In their relief and recovery response, Alameda County must address the historic and systemic and structural inequities that disproportionately impact the African American community in Oakland. Decision makers must move resources using an equity frame.  Some equity questions Alameda County should ask are:

  1. How is ‘shelter in place’ affecting low-income Oakland’s African American families? 
  2. How many of the essential workers, exposed daily to the Coronavirus, are African American?
  3. How many African Americans have lost jobs and have no sick leave?
  4. How many small African American businesses are closed or are struggling to stay afloat?
  5. How many African American elders are shut in with no food or contact?
  6. What resources are available for mental and behavioral support for African Americans?
  7. How much has the un-housed African American population increased since COVID-19?
  8. How many of the un-housed African Americans have been afforded the opportunity to relocate to a Hotel?  How many have PPE? How many are receiving food, supplies and support?

“The public health officer should order that everyone in the jail be tested. At a minimum, individuals should be tested prior to release back into the community.”

In the short term, the County should immediately increase access to testing and treatment in the African American community. It is also imperative that testing in the jails increases. About 35% of the tests done in jail are positive, but only about 5% of the jail population have been tested. Hundreds are being released without being tested, and many are going into shelters, encampments, crowded households, etc. posing a public health threat. The public health officer should order that everyone in the jail be tested. At a minimum, individuals should be tested prior to release back into the community.

Additionally, we are requesting:

  • Door to door testing in high-risk neighborhoods
  • Testing with treatment
  • Educational campaign (bull horn announcements)
  • Link food delivery programs with testing and education

In the long-term, the County should develop policies that address the historical legacy of racism and the accompanying structural issues that continue to kill us. The County must rethink all of its policies and practices that continue to make things so unequal. The County should ask itself, how the legacy of racism and structural inequities have made the coronavirus pandemic worse for African Americans and use this as an opportunity to address these issues.

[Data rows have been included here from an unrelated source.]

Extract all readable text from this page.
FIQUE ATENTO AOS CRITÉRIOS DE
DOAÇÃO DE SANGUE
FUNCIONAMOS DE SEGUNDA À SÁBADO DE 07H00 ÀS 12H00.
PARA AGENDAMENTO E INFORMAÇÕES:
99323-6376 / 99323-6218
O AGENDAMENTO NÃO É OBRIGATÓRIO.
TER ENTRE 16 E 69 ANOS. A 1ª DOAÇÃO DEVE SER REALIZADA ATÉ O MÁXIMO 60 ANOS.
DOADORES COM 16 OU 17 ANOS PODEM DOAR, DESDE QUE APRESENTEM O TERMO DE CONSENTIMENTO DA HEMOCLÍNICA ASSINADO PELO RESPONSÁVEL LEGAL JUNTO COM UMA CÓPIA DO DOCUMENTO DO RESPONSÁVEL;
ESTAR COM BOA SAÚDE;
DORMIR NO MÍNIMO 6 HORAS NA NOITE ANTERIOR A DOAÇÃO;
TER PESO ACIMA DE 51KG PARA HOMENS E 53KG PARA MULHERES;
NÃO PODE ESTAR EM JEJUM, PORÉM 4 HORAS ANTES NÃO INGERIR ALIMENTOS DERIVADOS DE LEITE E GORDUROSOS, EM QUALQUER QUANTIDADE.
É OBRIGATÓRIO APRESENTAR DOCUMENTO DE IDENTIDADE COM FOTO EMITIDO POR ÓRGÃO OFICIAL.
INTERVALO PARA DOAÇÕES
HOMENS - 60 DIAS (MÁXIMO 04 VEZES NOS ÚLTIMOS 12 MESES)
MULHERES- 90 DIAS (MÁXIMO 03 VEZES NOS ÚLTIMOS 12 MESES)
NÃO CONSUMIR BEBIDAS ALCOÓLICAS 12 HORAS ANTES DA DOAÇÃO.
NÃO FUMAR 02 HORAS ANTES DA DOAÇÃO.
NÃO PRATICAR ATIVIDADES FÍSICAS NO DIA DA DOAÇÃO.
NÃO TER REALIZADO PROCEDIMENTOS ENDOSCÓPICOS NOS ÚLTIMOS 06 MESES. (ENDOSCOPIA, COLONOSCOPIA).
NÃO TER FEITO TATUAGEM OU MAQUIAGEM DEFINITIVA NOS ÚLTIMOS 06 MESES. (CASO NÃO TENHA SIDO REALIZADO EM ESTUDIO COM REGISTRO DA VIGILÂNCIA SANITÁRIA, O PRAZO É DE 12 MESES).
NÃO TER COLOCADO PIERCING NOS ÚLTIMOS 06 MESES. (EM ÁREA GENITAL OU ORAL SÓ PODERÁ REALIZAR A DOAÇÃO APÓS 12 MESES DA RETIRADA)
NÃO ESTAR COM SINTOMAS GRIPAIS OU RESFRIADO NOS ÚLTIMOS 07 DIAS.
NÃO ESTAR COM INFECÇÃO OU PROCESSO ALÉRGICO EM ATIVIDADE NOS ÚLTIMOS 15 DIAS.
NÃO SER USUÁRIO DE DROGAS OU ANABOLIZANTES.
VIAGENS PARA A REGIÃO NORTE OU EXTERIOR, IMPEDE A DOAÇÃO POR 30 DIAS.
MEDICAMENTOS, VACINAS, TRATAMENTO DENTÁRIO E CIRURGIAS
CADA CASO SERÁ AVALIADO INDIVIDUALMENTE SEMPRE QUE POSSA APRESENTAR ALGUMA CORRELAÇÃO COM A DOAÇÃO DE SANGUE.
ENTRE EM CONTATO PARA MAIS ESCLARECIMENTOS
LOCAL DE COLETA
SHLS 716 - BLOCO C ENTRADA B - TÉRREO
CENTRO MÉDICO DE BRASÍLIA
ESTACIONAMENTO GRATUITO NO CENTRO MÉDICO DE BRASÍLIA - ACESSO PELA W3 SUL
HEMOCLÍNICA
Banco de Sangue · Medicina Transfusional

We thank you for your attention and look forward to your response. 


Black Organizing Project, Jackie Byers, Executive Director

Brotherhood of Elders Network, Greg Hodge, Chief Network Officer

Black Women Organizing for Political Action, LaNiece Jones, Executive Director

East Oakland Black Cultural Zone Collaborative, Carolyn Johnson Executive Director

East Oakland Building Healthy Communities, Nehanda Imara, HUB Manager

East Oakland Youth Development Center, Regina Jackson, Executive Director

Roots Community Health Center, Noha Aboelata, MD, Chief Executive Officer

Oakland Citizens Committee for Urban Renewal, Shomari Carter, Executive Director

The views expressed in this article are those of the authors and do not necessarily reflect the official policy or position of Oakland Voices or the Maynard Institute for Journalism Education.